At least 351 species thought to be extinct have been rediscovered over the past 122 years, but most of them remain on the brink of extinction due to an extensive loss of habitat, according to a study by Singapore’s National University (NUS).

“Most rediscovered species have restricted ranges and small populations, and 92 per cent of amphibians, 86 per cent of birds, and 86 per cent of mammals are highly threatened, independent of how long they were missing or when they were rediscovered,” the university said in a statement.

The rediscovery of once-missing amphibians, birds, and mammals occurred mostly in the tropics, according to the study conducted by researchers from NUS together with colleagues from the University of Adelaide and Princeton University.

But “under the current trends of widespread habitat loss, particularly in the tropics, most rediscovered species remain on the brink of extinction,” warned the study.

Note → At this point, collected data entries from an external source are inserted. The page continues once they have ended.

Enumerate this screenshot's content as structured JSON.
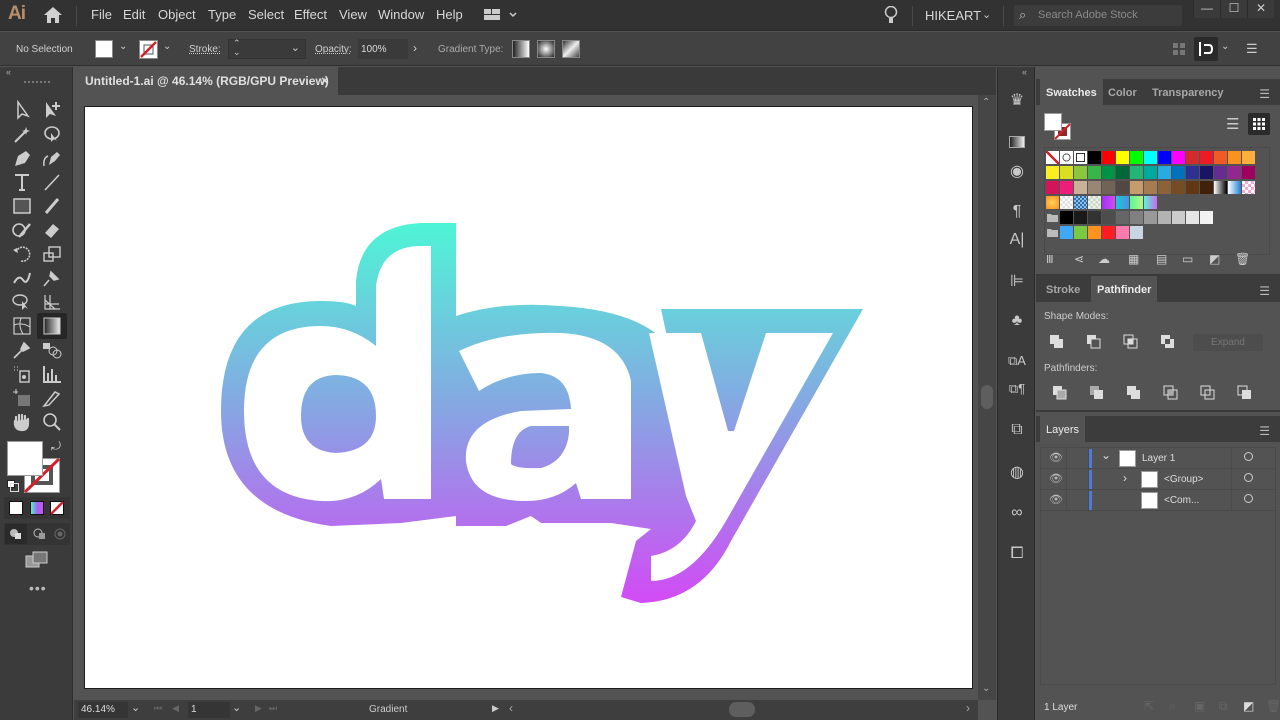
{
  "app": {
    "logo": "Ai",
    "workspace": "HIKEART",
    "search_placeholder": "Search Adobe Stock"
  },
  "menu": [
    "File",
    "Edit",
    "Object",
    "Type",
    "Select",
    "Effect",
    "View",
    "Window",
    "Help"
  ],
  "window_controls": {
    "minimize": "—",
    "maximize": "☐",
    "close": "✕"
  },
  "control_bar": {
    "selection": "No Selection",
    "stroke_label": "Stroke:",
    "stroke_value": "",
    "opacity_label": "Opacity:",
    "opacity_value": "100%",
    "gradient_type_label": "Gradient Type:"
  },
  "document": {
    "tab_title": "Untitled-1.ai @ 46.14% (RGB/GPU Preview)",
    "close": "×"
  },
  "artwork": {
    "text": "day",
    "fill": "#ffffff",
    "gradient_top": "#4ef5d6",
    "gradient_bottom": "#d24bf5"
  },
  "status_bar": {
    "zoom": "46.14%",
    "artboard": "1",
    "status_text": "Gradient"
  },
  "swatches_panel": {
    "tabs": [
      "Swatches",
      "Color",
      "Transparency"
    ],
    "rows": [
      [
        "none",
        "registration",
        "white",
        "#000000",
        "#ff0000",
        "#ffff00",
        "#00ff00",
        "#00ffff",
        "#0000ff",
        "#ff00ff",
        "#d22b2b",
        "#ed1c24",
        "#f15a24",
        "#f7931e",
        "#fbb03b"
      ],
      [
        "#fcee21",
        "#d9e021",
        "#8cc63f",
        "#39b54a",
        "#009245",
        "#006837",
        "#22b573",
        "#00a99d",
        "#29abe2",
        "#0071bc",
        "#2e3192",
        "#1b1464",
        "#662d91",
        "#93278f",
        "#9e005d"
      ],
      [
        "#d4145a",
        "#ed1e79",
        "#c7b299",
        "#998675",
        "#736357",
        "#534741",
        "#c69c6d",
        "#a67c52",
        "#8c6239",
        "#754c24",
        "#603813",
        "#42210b",
        "grad-bw",
        "grad-blue",
        "pattern-pink"
      ],
      [
        "grad-orange",
        "pattern-dots",
        "pattern-blue",
        "pattern-green",
        "grad-purple",
        "grad-teal",
        "grad-green",
        "grad-lilac"
      ],
      [
        "folder",
        "#000000",
        "#1a1a1a",
        "#333333",
        "#4d4d4d",
        "#666666",
        "#808080",
        "#999999",
        "#b3b3b3",
        "#cccccc",
        "#e6e6e6",
        "#f2f2f2"
      ],
      [
        "folder",
        "#3fa9f5",
        "#7ac943",
        "#ff931e",
        "#ff1d25",
        "#ff7bac",
        "#c7d6e0"
      ]
    ]
  },
  "pathfinder_panel": {
    "tabs": [
      "Stroke",
      "Pathfinder"
    ],
    "shape_modes_label": "Shape Modes:",
    "expand_label": "Expand",
    "pathfinders_label": "Pathfinders:"
  },
  "layers_panel": {
    "title": "Layers",
    "rows": [
      {
        "name": "Layer 1",
        "expanded": true,
        "indent": 0
      },
      {
        "name": "<Group>",
        "expanded": false,
        "indent": 1
      },
      {
        "name": "<Com...",
        "expanded": null,
        "indent": 1
      }
    ],
    "footer_count": "1 Layer"
  }
}
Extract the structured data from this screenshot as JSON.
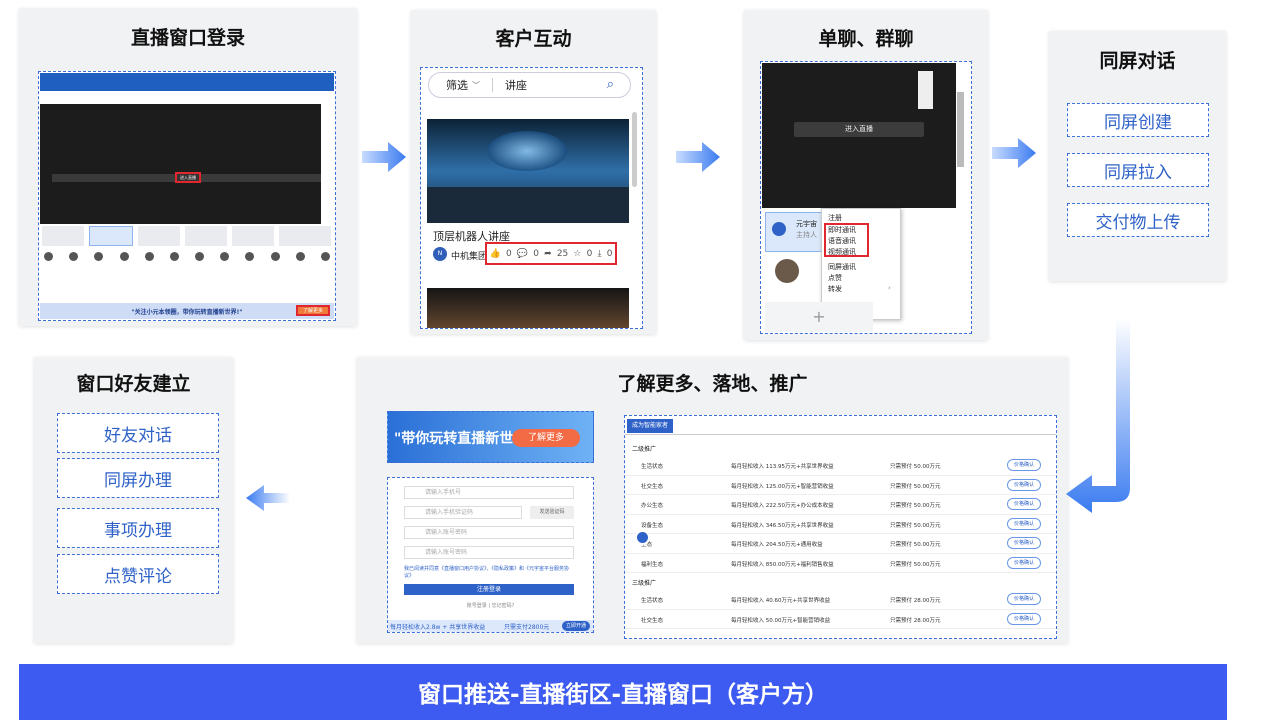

“Rediscoveries, without aggressive conservation, likely represent the delayed extinction of doomed species and not the return of viable populations,” said lead researcher Brett Schefflers from the department of Biological Sciences at NUS. “In short, there is hope but we must step up rapid conservation efforts.” The 351 analysed species on average had been missing for 61 years before being rediscovered, said the study, adding that “this long duration makes conservation planning for missing species very difficult.” “Protected areas that have been put aside for a particular species that has not been seen for numerous years could have been converted for agricultural use,” said the study published in One magazine of the Public Library of Science.